Entre uma nuance de enigmas que abrange a vida e obra da escritora Clarice Lispector, ainda nos dias de hoje, interroga-se, entre alguns, se um dos maiores nomes da literatura brasileira teria sido uma bruxa. Para quem assistiu a primeira e única entrevista de Clarice concedida para a televisão, transmitida no programa Panorama, da TV Cultura de São Paulo, em 1 de fevereiro de 1977, no mesmo ano de seu falecimento, pode se arrepiar durante seus minutos finais ao ouvi-la responder para o jornalista Júlio Verner: “Bom, agora eu morri. Mas vamos ver se eu renasço de novo. Por enquanto eu estou morta. Estou falando do meu túmulo”.
A entrevista foi ao ar somente após o seu falecimento, no final de dezembro de 77, a pedido da própria escritora. Teria sido uma premonição? Segundo Olga Borelli, uma de suas melhores amigas, Clarice ainda não tinha conhecimento de sua doença, na época (faleceria em 9 de dezembro de 1977, vítima de câncer).
Para quem não sabe, Borelli foi mais do que uma grande amiga, tornara-se também a sua mais fiel escrivã, já que posterior a um incêndio, provocado por um cigarro aceso, deixado pela escritora dentro de seu quarto, enquanto dormia, Clarice tenha sofrido graves queimaduras e ficado com sequelas em seu corpo. Por conta disso, passou a escrever na máquina, como era de seu costume, com grande dificuldade.
Quanto ao curioso título associando a figura da icônica literata a uma bruxa sucedeu-se quando a mesma foi convidada para participar do I Congresso de Bruxaria em Bogotá, em 1975, justamente por algumas de suas obras suscitarem uma laboriosidade de envergadura mística.
No Congresso, a escritora não falou de bruxaria, e sim de literatura; e pediu para que fosse lido em espanhol um de seus contos “que é misterioso até para mim. Um texto hermético e incompreensível. Cheio de uma simbologia secreta”, palavras da própria escritora durante o evento. Tratava-se do conto O ovo e a galinha.
“Se uma dúzia de ouvintes sentir o meu texto, já me darei por satisfeita”, completou Clarice.
O fato é que a sua ida para o tal Congresso foi um prato cheio para a imprensa brasileira da época publicar matérias sensacionalistas e estapafúrdias, envolvendo a escritora à bruxaria, certamente para vender jornais.
Não, Clarice Lispector não foi uma bruxa, como alguns especularam, embora tenha sido uma mulher supersticiosa e uma grande apreciadora da natureza mística das coisas. Na década de 70, passou a ir, por exemplo, mensalmente a uma cartomante, no bairro do Méier, zona norte do Rio de Janeiro (o que, possivelmente, influenciou-a em uma das cenas de sua última novela publicada em vida, A hora da estrela), sob a companhia de um casal de amigos, também escritores, Afonso Romano de Sant’anna e Marina Colasanti, que recontam esta e outras histórias vividas ao lado da escritora em Com Clarice, editado pela UNESP, e que traz uma transcrição de uma entrevista concedida por ela a Afonso, Marina e João Salgueiro, em 1976; além de crônicas inspiradas na amiga e três ensaios analíticos de A maçã no escuro e A paixão segundo G.H..

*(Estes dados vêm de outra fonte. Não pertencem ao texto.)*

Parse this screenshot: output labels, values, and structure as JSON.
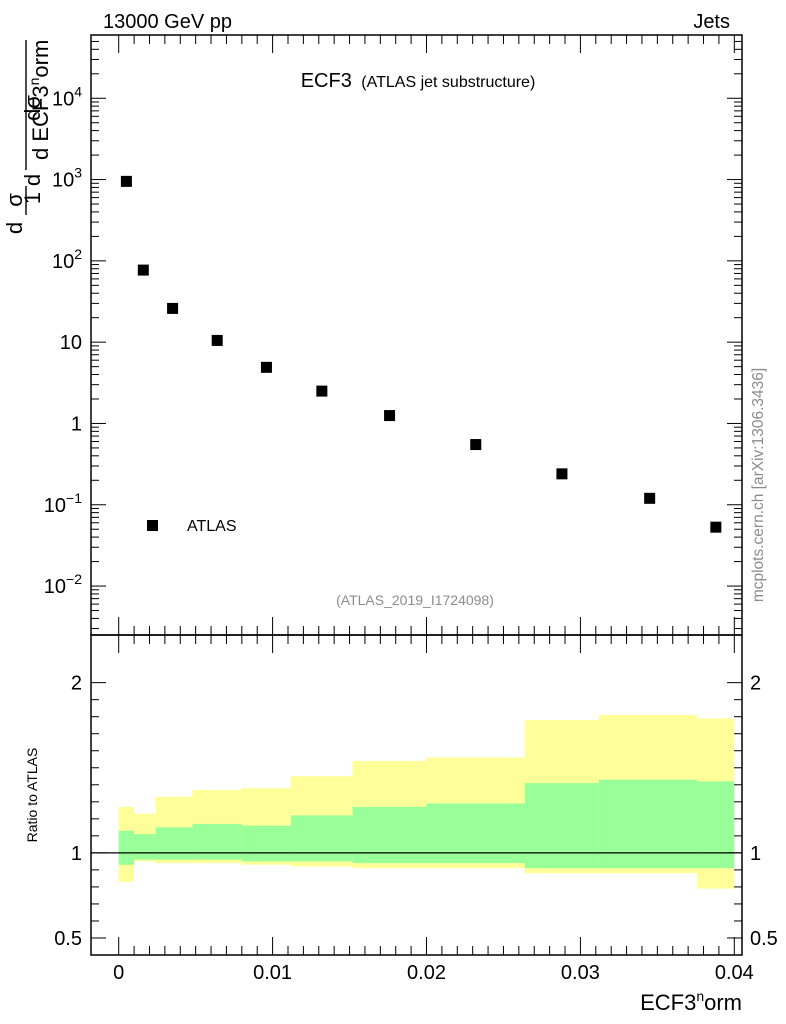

Outro fato curioso, e que descobri através de uma amiga que faz Letras, é de que as iniciais em maiúsculas que nomeiam a protagonista do livro A paixão segundo G.H. possui supostamente uma simbologia oculta. Se nós contarmos as três letras depois do C de Clarice, chegamos ao G, e seguindo a ordem das três após o H, chegamos ao L de Lispector. Sendo assim, G.H. é nada mais, nada menos que a própria escritora Clarice Lispector.
O eterno poeta do rock, o cantor Cazuza, admirador assumido da obra clariciana, afirmou, durante uma entrevista para a jornalista Marilia Gabriela, em dezembro de 1988, que lia no lugar da bíblia A descoberta do mundo, uma antologia volumosa com mais de 400 páginas onde reúne grande parte das crônicas de Clarice publicadas, entre 1967 a 1973, em sua coluna no Caderno B, do Jornal do Brasil. O cantor afirmou também que, durante uma noite de insônia, ao pegar o livro e abri-lo caiu exatamente numa página onde Clarice falava sobre insônia.
Mesmo não sendo, de fato, uma bruxa, Clarice Lispector sabia fazer magia com suas palavras. Muitos de seus textos continuam sendo verdadeiros enigmas, embora tragam, sobretudo, edificantes “iluminações” à mente de seus leitores.